Mom and Dad always tell me where we’re going when we get in the car. I know from talking with my buds that some folks bypass this courtesy, either thinking that dogs don’t understand or lacking the sensitivity to care whether the dog knows the destination. But we do understand and we do appreciate knowing. How would you like to get in the car and have no idea where you’re going? (Actually, I think my dad knows all too well how that feels..sometimes he doesn’t remember until he drives a block or two).
Yesterday, Dad opened the car door and said, “OK, up we go Flap..off to the vet.” If you know Aussies, you know that little rattles us, including nice harmless people in white coats. But there is one small procedure that insults the dignity of even the most undignified among us, and I knew I would be facing it on this visit. And yet, I didn’t balk or run the other way as many in other less civilized breeds would have. I calmly jumped in the car and steeled my resolve for the battle which would soon begin.

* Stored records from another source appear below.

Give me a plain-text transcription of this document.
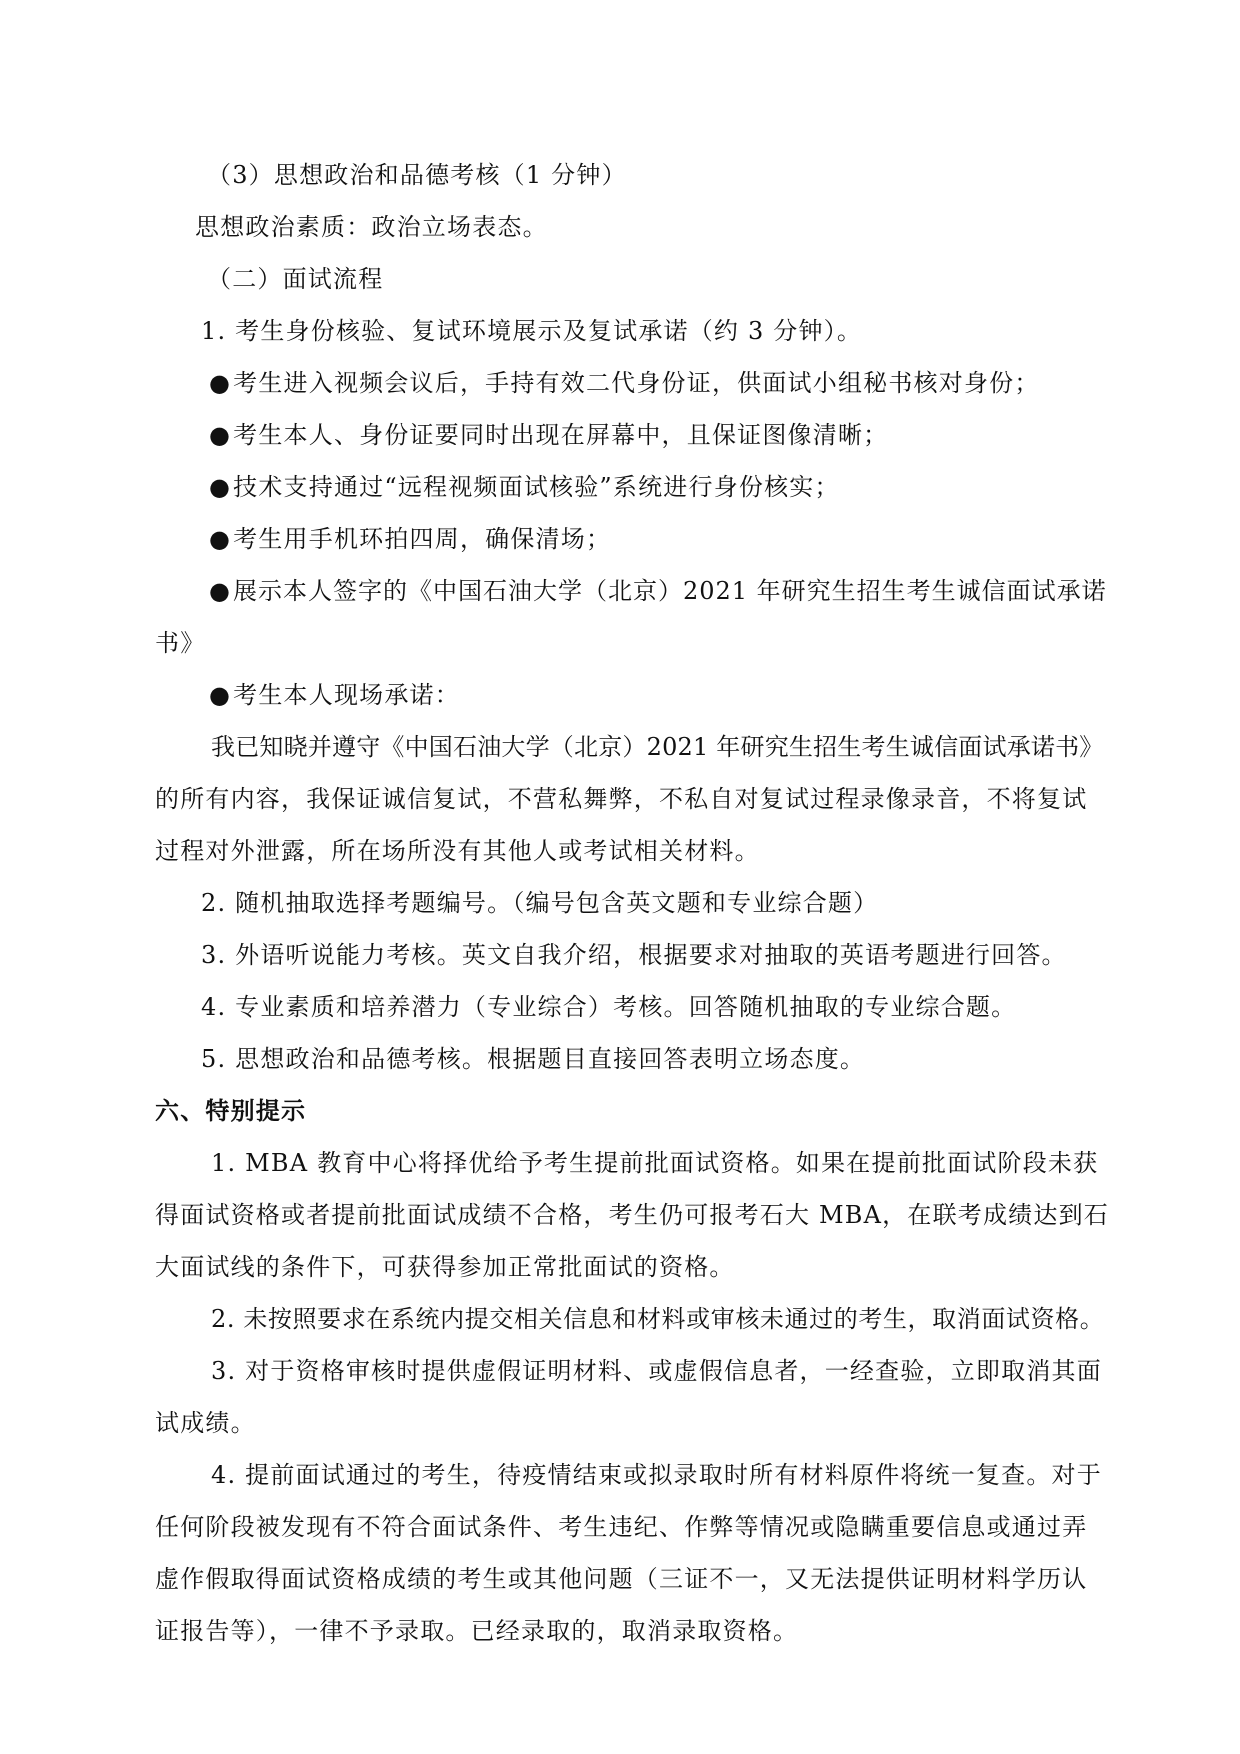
（3）思想政治和品德考核（1 分钟）
思想政治素质：政治立场表态。
（二）面试流程
1. 考生身份核验、复试环境展示及复试承诺（约 3 分钟）。
●考生进入视频会议后，手持有效二代身份证，供面试小组秘书核对身份；
●考生本人、身份证要同时出现在屏幕中，且保证图像清晰；
●技术支持通过“远程视频面试核验”系统进行身份核实；
●考生用手机环拍四周，确保清场；
●展示本人签字的《中国石油大学（北京）2021 年研究生招生考生诚信面试承诺
书》
●考生本人现场承诺：
我已知晓并遵守《中国石油大学（北京）2021 年研究生招生考生诚信面试承诺书》
的所有内容，我保证诚信复试，不营私舞弊，不私自对复试过程录像录音，不将复试
过程对外泄露，所在场所没有其他人或考试相关材料。
2. 随机抽取选择考题编号。（编号包含英文题和专业综合题）
3. 外语听说能力考核。英文自我介绍，根据要求对抽取的英语考题进行回答。
4. 专业素质和培养潜力（专业综合）考核。回答随机抽取的专业综合题。
5. 思想政治和品德考核。根据题目直接回答表明立场态度。
六、特别提示
1. MBA 教育中心将择优给予考生提前批面试资格。如果在提前批面试阶段未获
得面试资格或者提前批面试成绩不合格，考生仍可报考石大 MBA，在联考成绩达到石
大面试线的条件下，可获得参加正常批面试的资格。
2. 未按照要求在系统内提交相关信息和材料或审核未通过的考生，取消面试资格。
3. 对于资格审核时提供虚假证明材料、或虚假信息者，一经查验，立即取消其面
试成绩。
4. 提前面试通过的考生，待疫情结束或拟录取时所有材料原件将统一复查。对于
任何阶段被发现有不符合面试条件、考生违纪、作弊等情况或隐瞒重要信息或通过弄
虚作假取得面试资格成绩的考生或其他问题（三证不一，又无法提供证明材料学历认
证报告等），一律不予录取。已经录取的，取消录取资格。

The doc was, as usual, all smiles. He scratched my ears, he rightly complimented my extraordinary good looks, he gave me a small dog biscuit, but then I saw it in his hand. He was trying unsuccessfully to conceal it, but I knew instinctively that it was there all the time. I think they call it a rectal thermometer, but I call it “the humiliator”. I can take just about anything, but there’s something about that hard, cold rod that makes my butt snear like Clint Eastwood, “You feelin’ lucky today, punk?” So, with two burly technicians holding me motionless, the vet was confident he could slide the greased instrument right up there where the sun don’t shine. Game on. I knew he was no match for the incredible butt-clinching talents of which I pride myself. He tried everything in his arsenal of tricks: distraction, treats, pleading, threats, even standing back and trying to chuck it like a dart as if my anus was a bull’s eye. But there are some doors that never open. The doc threw down the humiliator and defeatedly said, “He looks just fine; no need to get his temp.”
So, when Dad said, “Up we go Flap, let’s go home,” I settled comfortably on the rear seat, with my butt only then beginning to relax. I fell into my sixth nap of the day. I dreamed about my next visit to the vet. Doc was holding the dreaded humiliator, and behind him a firefighter was preparing the jaws of life. Game on.